Representantes falaram sobre as conquistas, avanços, desafios, ações efetivas e as novas perspectivas da educação inclusiva

Representantes de cidades da Região Metropolitana participaram de uma roda de conversa sobre a inclusão de pessoas com deficiência no ensino. O bate papo aconteceu no Centro de Inclusão Antônio Carlos Lemos, no Eldorado. Os participantes falaram sobre as conquistas, avanços, desafios, ações efetivas e as novas perspectivas da educação inclusiva de sua cidade.

“Conseguimos reunir pessoas de várias cidades para uma troca de experiências e ter um momento de reflexão. Foi um evento de crescimento para todos. A Prefeitura de Contagem tem investido e avançado em uma educação inclusiva e de qualidade para todos, por essa ser uma determinação do governo Alex de Freitas.”, disse o secretário municipal de Direitos Humanos e Cidadania, Marcelo Lino.

A roda de conversa foi formada pela mediadora dra. Ângela Matilde, por Ludmilla Screpuchk, representando a Secretaria Municipal de Educação; Elielton Augusto, representando a Secretaria de Educação de Ibirité; Patrícia Cunha, com a Secretaria de Educação de Belo Horizonte; Luciane Dias, do Centro de Referência e Apoio à Educação Inclusiva Rafael Veneroso de Betim; Maria Suely, representando a Escola Municipal Eva Fernandes da cidade de Sarzedo; e Sara Camilo, da Escola Particular Querubim de Contagem.

Cada representante falou um pouco sobre a educação inclusiva em seu município. Ludmilla Screpuchk iniciou a roda de conversa. “É muito importante a parceria da família com a escola. Esse elo é fundamental, não somente no acompanhamento na vida escolar, mas, principalmente, para construção de caminhos, alternativos e políticas que possam efetivamente garantir atendimento de qualidade, não só na educação, mas em todas as políticas como na saúde, assistência, direitos humanos, entre outras”, enfatizou.

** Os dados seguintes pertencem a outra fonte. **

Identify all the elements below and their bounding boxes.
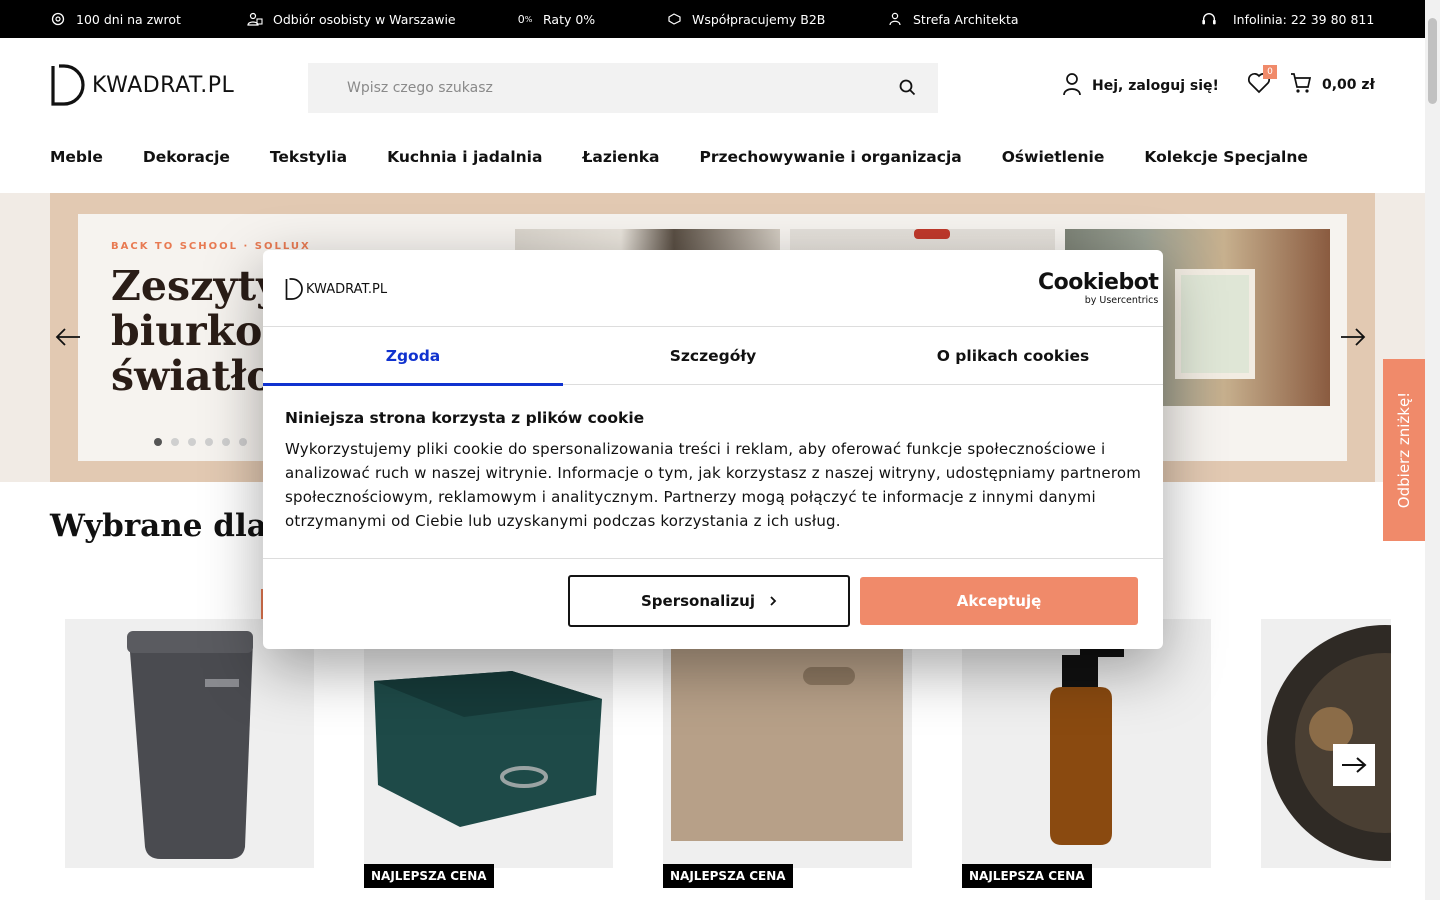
cookiebot-brand[interactable]: Cookiebot by Usercentrics xyxy=(1038,270,1159,307)
scrollbar-thumb[interactable] xyxy=(1428,18,1437,104)
chevron-right-icon xyxy=(770,596,777,606)
cookie-heading: Niniejsza strona korzysta z plików cooki… xyxy=(285,409,645,427)
cookie-logo-text: KWADRAT.PL xyxy=(306,281,388,297)
cookie-dialog-footer: Spersonalizuj Akceptuję xyxy=(263,558,1163,649)
cookie-dialog-tabs: Zgoda Szczegóły O plikach cookies xyxy=(263,327,1163,386)
cookiebot-sub: by Usercentrics xyxy=(1084,295,1159,306)
tab-details[interactable]: Szczegóły xyxy=(563,327,863,385)
cookie-description: Wykorzystujemy pliki cookie do spersonal… xyxy=(285,440,1142,530)
logo-mark-icon xyxy=(285,278,303,300)
cookiebot-logo: Cookiebot xyxy=(1038,270,1159,295)
tab-about-cookies[interactable]: O plikach cookies xyxy=(863,327,1163,385)
cookie-dialog-header: KWADRAT.PL Cookiebot by Usercentrics xyxy=(263,250,1163,327)
cookie-consent-dialog: KWADRAT.PL Cookiebot by Usercentrics Zgo… xyxy=(263,250,1163,649)
tab-consent[interactable]: Zgoda xyxy=(263,327,563,386)
customize-button[interactable]: Spersonalizuj xyxy=(568,575,850,627)
page-scrollbar[interactable] xyxy=(1425,0,1440,900)
accept-button[interactable]: Akceptuję xyxy=(860,577,1138,625)
cookie-dialog-body: Niniejsza strona korzysta z plików cooki… xyxy=(285,409,1145,533)
customize-label: Spersonalizuj xyxy=(641,592,755,610)
cookie-dialog-logo: KWADRAT.PL xyxy=(285,278,387,300)
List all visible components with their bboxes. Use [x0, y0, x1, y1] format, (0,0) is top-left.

Patrícia Cunha, da Secretaria de Educação de Belo Horizonte, disse que “se não fossem os movimentos sociais, nós não teríamos hoje a oportunidade de implementar e acreditar nas políticas que atendam a todas essas pessoas com deficiência.  Também acredito que nem teríamos as oportunidades de fazer os progressos que podemos fazer na educação”, complementou.

Ao final do evento, o público pôde acompanhar a apresentação musical do grupo de alunos com deficiência do Centro de Inclusão Antônio Carlos Lemos.